The report found 58% of its respondents confirming that their companies have formed some sort of digital strategy, while 80% confirmed that digital transformation is core for their future strategic business development. 70% found their management team ready to handle digital transformations, while 48% their company plans its digital strategy for up to two years and 46% have a plan from three to five years.

The core reasons for digitalisation, besides rising revenue, reducing costs and finding new markets, are to increase productivity and transform their companies, according to the companies.

In order to achieve $20bn exports in 2025, the industry has determined that new directions, multi-channel sales, and increasing of value of products are necessary. The report said that on top of e-commerce as the immediate solution, complete digitalisation should be the mid-to-long-term focus of all wood processing Vietnamese enterprises.

Pham Thi Ngoc Thuy, director of the office of the IV Board, commented in a conference on the digital transformation in the wood processing industry that business leaders have innovated to interact with domestic and foreign market customers amid lockdown measures. “However, those endeavours are still spontaneous and have yet to create spillovers to the whole industry, so the effect has not been as expected,” she said.

Even so, some Vietnamese wood enterprises are still hesitant about shifting to digitalisation, making them lag behind counterparts in other countries like China, Germany and Poland. According to Nguyen Chanh Phuong, vice chairman and general secretary of HAWA, “Vietnam’s wood industry has a relatively high position in the world’s export map but the contribution of digital transformation and high technology to this result is not much and has not changed the face of the Vietnamese wood industry.”
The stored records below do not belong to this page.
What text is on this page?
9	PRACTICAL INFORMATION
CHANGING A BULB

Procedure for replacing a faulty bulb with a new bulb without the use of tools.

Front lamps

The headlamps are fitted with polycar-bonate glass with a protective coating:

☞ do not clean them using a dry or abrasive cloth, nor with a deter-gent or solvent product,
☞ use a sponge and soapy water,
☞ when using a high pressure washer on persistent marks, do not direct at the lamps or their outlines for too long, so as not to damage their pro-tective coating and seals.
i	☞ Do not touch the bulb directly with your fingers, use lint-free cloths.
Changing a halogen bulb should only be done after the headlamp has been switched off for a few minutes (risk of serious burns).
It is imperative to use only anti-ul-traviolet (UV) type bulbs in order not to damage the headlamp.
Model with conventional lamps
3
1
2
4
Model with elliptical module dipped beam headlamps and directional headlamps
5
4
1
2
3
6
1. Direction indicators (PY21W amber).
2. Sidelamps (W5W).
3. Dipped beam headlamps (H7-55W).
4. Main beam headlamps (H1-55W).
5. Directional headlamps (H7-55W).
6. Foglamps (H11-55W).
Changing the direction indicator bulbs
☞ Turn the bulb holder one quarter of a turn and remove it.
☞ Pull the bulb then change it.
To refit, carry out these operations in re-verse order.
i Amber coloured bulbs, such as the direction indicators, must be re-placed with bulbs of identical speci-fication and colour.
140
Businesses are sceptical of digitalisation due to high cost pressure, the lack of knowledge of where to start, what to do in the short, medium and long terms. The lack of budget and management also impede the development and implementation of digital strategies.

Experts have said that there is no one way to digitalisation, and each business have their own quality, thus having own unique strategies. Many companies started out by examining the factors that create value for their customers and developing operating models to deliver said value.

According to Do Xuan Lap, Chairman of the Vietnam Timber and Forest Products Association, timber associations will help Vietnamese wood enterprises put a digital transformation programme into place, to make them as competitive as other enterprises, especially foreign-invested ones.